Liberty Park is a private park in Los Angeles, CA. It is located on Wilshire Boulevard in the Koreatown Neighborhood. It is now considered a L.A. City Cultural Monument.

==History==
The park was created when the Mitchell Family of Beneficial Insurance Group developed the lot between Oxford and Serrano Avenues at 3700 Wilshire Boulevard with an 11-story building in 1967. It became their headquarters named Beneficial Plaza, now renamed Wilshire Park Place. The building was set back, away from Wilshire blvd creating a half-acre park facing Wilshire boulevard as open green space.

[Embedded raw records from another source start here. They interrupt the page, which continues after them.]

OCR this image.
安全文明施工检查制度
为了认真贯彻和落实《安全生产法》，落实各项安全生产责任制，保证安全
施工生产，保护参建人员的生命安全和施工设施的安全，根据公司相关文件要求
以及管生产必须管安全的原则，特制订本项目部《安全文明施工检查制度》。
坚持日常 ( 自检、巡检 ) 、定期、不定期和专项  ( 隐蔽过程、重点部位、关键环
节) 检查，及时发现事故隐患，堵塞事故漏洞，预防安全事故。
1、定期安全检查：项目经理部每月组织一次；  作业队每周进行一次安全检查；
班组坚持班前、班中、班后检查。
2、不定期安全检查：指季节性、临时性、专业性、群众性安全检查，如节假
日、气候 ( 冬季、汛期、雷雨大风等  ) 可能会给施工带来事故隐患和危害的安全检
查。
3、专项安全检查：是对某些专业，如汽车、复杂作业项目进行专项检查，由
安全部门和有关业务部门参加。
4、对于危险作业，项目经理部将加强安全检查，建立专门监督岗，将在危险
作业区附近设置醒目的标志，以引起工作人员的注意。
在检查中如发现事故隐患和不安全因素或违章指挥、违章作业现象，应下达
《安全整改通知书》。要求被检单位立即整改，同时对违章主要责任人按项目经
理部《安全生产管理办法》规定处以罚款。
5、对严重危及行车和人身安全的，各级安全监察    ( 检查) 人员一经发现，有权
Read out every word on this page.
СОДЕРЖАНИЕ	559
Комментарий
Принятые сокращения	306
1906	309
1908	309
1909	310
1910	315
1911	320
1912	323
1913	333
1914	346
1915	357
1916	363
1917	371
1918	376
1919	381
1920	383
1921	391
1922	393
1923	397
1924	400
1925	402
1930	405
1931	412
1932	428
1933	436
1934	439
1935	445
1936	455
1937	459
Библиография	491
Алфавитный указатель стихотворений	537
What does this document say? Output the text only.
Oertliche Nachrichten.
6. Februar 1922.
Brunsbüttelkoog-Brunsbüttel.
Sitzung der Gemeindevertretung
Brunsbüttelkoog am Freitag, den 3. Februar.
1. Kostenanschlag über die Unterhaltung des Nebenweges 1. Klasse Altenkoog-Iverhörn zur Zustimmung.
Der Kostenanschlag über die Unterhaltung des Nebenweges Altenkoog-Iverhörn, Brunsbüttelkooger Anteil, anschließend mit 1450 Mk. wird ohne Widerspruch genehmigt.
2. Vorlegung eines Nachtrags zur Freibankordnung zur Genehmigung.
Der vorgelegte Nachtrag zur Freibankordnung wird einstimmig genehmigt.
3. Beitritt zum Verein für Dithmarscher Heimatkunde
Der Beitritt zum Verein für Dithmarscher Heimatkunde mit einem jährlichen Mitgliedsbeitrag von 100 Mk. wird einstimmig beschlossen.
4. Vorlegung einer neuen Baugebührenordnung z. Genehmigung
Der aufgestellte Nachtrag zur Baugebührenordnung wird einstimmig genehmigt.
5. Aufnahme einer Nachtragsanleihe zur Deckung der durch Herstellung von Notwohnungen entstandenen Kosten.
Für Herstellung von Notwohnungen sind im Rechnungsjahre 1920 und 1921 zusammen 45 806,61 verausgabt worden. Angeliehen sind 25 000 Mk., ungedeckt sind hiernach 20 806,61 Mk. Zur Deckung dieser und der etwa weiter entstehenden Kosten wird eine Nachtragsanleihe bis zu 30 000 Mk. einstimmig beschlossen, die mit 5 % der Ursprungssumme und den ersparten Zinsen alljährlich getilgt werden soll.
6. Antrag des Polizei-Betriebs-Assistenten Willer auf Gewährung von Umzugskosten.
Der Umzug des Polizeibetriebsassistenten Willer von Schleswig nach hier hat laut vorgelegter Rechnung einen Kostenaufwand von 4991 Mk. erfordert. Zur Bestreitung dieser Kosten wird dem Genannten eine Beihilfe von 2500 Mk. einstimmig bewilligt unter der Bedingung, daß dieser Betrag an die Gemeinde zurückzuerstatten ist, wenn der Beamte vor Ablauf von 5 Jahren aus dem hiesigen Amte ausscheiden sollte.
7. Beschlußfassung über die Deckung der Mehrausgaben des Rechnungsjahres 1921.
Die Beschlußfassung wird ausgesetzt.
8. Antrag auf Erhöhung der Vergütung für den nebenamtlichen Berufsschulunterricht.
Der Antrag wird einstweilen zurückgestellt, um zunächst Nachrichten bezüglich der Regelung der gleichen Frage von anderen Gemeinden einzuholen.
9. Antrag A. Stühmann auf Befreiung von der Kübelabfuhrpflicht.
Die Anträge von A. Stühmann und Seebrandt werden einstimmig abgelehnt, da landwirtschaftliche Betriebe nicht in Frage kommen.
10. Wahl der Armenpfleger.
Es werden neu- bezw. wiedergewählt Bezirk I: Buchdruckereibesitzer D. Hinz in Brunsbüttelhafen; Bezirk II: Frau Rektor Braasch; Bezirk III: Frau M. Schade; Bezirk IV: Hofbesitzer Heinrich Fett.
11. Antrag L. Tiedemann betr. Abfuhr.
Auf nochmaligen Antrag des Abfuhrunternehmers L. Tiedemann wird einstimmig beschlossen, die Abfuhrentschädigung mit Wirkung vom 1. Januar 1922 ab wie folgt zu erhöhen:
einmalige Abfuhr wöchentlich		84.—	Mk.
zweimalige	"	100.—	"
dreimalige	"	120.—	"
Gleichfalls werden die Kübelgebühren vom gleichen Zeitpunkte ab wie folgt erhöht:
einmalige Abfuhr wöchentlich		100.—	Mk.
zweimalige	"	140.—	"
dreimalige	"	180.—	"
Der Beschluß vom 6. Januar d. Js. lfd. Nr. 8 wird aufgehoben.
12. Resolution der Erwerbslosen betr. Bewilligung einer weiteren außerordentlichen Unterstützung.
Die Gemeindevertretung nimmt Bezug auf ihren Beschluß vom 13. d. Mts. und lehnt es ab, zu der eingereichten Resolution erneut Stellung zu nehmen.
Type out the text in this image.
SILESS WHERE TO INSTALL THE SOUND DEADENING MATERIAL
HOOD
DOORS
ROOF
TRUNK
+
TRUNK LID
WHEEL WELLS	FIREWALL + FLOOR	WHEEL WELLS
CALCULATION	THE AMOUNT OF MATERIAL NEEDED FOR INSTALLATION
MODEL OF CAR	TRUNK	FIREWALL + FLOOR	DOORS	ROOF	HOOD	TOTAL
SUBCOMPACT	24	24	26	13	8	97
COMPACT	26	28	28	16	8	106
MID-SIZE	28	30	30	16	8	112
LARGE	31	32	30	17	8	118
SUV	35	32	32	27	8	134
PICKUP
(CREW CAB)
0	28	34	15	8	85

The park become a city Historical Monument as the lot owners wanted to replace the park with a 36-story residential tower. Due to neighborhood opposition, the Los Angeles City council issued the landmark status in March 2018. The park is a popular gathering site in Los Angeles. Festivals, street markets and recently has become a popular viewing area / public Square for World Cup matches, specifically for Korean Americans as Radio Korea (Los Angeles)|Radio Korea is headquartered at Wilshire Park Place building.

==Description==
The park is a half acre grass field. The southern end has a stairs leading up to a stage like enclave to the Wilshire Place Plaza building. The site has various pine trees and seating benches on the north corners. The park is adjacent to the Wiltern Theater and Metros purple line on the west. Access is available thru the Wilshire/Western D Line station. On the east, it's adjacent to the Wilshire Boulevard Temple. Various consulates surround the park, including Taiwan, Bolivia, Indonesia, and Ecuador, among others.